The general public is aware that bacteria can come in benign forms and forms that pose threats to health. This book will explore the governance of the expression of the genes that make a bacterium what it is: a friend or foe to the human/animal/plant host. The reader will learn that the factors that govern the expression of genes by turning them on or off often contribute to the organization of the genetic material within the cell. Our understanding of the architecture of the genome has advanced rapidly in recent years and we are learning more and more about the forces that work to keep genomes the way they are, to change them and the consequences of change for the life of the evolving bacterium.
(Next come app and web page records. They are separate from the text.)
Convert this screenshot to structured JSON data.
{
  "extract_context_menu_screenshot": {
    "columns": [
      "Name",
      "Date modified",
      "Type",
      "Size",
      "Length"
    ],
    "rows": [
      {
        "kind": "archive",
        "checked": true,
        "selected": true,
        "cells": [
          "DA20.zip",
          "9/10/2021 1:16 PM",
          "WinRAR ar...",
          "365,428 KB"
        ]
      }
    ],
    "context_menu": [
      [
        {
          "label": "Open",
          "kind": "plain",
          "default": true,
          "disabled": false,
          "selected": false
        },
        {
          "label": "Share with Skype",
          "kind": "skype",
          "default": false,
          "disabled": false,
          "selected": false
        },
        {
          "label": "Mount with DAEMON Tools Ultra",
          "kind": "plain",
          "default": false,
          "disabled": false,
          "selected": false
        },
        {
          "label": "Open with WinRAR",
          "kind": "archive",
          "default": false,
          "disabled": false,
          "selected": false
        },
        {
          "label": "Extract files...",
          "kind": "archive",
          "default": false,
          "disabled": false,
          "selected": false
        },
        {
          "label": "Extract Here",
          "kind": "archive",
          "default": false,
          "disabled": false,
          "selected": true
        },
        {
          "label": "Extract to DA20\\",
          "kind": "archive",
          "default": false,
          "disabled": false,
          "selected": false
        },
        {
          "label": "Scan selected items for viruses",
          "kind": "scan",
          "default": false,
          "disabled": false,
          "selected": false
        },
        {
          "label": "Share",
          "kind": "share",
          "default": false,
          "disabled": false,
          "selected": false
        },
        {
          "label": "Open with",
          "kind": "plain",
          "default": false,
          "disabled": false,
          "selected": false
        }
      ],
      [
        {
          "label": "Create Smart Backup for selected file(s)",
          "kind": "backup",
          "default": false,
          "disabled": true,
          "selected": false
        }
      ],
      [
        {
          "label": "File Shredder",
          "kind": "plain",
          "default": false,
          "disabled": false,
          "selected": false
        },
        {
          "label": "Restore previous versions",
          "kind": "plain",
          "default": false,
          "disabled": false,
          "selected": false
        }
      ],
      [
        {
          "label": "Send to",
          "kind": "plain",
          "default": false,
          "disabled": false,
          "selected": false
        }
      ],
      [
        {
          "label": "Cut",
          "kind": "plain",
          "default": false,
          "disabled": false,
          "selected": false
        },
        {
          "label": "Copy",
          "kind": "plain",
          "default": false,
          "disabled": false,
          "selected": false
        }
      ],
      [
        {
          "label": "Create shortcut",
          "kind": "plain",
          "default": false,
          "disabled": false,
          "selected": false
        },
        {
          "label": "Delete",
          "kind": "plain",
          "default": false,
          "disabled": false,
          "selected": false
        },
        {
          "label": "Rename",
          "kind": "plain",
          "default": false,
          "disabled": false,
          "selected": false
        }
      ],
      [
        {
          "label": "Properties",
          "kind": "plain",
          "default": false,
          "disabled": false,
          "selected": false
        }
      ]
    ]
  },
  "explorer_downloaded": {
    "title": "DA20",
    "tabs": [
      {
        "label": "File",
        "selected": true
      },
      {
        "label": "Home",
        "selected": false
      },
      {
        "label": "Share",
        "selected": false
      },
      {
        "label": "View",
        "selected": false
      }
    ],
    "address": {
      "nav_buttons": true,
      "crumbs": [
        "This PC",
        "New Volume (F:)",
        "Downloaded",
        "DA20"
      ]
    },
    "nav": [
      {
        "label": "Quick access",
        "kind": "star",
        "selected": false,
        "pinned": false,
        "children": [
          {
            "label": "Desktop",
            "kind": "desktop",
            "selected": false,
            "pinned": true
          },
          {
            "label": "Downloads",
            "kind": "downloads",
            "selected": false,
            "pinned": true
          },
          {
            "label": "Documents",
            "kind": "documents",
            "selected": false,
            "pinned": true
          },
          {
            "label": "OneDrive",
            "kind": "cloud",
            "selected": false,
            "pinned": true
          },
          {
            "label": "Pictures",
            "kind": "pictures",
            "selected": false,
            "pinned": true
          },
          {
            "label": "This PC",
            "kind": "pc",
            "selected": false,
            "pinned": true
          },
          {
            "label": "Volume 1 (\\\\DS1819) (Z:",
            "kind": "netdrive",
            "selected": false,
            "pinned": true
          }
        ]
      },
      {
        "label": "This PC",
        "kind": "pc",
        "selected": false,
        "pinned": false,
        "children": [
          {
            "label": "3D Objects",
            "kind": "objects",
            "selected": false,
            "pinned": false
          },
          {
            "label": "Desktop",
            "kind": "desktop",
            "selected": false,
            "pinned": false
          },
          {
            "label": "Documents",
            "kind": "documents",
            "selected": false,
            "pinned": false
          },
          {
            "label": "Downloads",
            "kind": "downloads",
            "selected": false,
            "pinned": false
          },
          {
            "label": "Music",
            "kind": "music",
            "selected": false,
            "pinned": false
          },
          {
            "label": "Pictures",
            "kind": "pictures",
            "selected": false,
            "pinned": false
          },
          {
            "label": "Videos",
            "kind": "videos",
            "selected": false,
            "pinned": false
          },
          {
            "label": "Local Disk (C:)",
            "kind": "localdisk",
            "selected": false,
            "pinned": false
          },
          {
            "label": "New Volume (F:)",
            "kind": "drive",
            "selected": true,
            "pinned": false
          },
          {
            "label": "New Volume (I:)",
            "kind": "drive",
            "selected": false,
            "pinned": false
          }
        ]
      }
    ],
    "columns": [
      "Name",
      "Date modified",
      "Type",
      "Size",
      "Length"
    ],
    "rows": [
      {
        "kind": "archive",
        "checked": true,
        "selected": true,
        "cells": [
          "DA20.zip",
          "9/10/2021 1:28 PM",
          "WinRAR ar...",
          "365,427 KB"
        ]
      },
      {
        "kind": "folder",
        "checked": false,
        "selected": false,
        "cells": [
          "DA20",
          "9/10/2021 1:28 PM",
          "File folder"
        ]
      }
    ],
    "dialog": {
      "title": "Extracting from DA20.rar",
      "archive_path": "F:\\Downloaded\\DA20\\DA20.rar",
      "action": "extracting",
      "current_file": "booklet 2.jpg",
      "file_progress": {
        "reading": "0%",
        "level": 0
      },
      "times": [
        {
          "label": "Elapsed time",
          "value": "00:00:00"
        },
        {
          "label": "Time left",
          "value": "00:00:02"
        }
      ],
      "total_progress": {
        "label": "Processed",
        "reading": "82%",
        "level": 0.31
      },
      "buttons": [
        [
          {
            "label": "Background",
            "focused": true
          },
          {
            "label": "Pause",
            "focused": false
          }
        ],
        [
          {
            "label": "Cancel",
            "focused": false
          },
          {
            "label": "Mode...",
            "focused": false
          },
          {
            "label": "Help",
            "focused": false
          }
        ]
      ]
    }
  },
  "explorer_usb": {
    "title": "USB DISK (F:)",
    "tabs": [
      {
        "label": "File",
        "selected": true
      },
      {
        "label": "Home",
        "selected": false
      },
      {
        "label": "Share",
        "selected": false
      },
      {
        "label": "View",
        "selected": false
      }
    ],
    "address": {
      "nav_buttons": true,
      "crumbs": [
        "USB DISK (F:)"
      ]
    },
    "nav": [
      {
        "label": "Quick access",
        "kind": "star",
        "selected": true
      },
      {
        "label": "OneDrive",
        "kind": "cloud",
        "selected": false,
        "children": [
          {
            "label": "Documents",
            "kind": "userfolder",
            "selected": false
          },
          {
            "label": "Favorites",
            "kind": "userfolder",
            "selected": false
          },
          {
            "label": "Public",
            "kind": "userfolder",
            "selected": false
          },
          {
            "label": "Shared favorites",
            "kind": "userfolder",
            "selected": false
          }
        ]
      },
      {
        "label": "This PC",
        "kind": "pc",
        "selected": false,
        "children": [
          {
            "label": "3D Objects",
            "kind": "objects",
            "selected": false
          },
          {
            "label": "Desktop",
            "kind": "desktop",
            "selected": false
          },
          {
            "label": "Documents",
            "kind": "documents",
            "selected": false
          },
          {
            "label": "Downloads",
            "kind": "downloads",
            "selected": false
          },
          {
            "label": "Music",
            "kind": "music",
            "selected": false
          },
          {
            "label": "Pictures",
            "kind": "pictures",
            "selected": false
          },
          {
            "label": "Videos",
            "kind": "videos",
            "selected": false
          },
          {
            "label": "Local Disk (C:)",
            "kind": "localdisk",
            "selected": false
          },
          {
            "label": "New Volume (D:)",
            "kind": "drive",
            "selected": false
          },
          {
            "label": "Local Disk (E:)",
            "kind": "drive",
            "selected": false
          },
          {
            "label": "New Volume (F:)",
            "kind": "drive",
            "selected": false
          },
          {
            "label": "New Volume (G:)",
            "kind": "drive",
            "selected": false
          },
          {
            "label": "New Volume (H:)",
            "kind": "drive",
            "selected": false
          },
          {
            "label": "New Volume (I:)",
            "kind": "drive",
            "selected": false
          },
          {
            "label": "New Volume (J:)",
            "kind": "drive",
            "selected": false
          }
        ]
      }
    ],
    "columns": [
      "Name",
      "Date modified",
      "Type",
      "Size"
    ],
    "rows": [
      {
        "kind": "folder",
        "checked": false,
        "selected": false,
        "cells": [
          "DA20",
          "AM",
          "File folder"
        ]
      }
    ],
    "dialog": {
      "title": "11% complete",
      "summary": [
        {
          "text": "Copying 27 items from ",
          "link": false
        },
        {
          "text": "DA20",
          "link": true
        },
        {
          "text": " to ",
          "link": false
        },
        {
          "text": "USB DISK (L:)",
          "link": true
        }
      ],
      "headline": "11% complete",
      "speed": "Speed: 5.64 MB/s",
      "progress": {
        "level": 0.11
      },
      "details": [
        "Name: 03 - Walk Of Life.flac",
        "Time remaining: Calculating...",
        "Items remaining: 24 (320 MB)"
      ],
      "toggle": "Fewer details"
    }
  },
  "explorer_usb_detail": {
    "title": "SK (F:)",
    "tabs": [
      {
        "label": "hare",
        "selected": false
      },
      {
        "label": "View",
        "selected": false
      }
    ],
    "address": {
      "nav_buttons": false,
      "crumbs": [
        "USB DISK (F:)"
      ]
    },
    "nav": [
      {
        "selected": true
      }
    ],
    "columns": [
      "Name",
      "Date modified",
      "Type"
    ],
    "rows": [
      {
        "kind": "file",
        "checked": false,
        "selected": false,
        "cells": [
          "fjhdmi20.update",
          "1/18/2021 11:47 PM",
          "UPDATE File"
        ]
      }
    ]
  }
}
These conservative and disruptive forces will be described, together with their influence on gene expression.
The book will also review the basics of gene expression control, bringing the topic up-to-date with information about small RNAs, RNAs that sense chemical signals and the role of DNA as a regulatory factor as well as a carrier of genetic information and will consider where these genes are placed in the core genome and how they are regulated using a combination of imported control proteins and pre-existing ones.
The reader will also gain a clearer understanding of the rules that govern microbial cells and how we can exploit this knowledge to enhance the benefits offered by benign microbes, limit the damage caused by malign ones and begin the process of synthesizing artificial ones to meet needs in human society.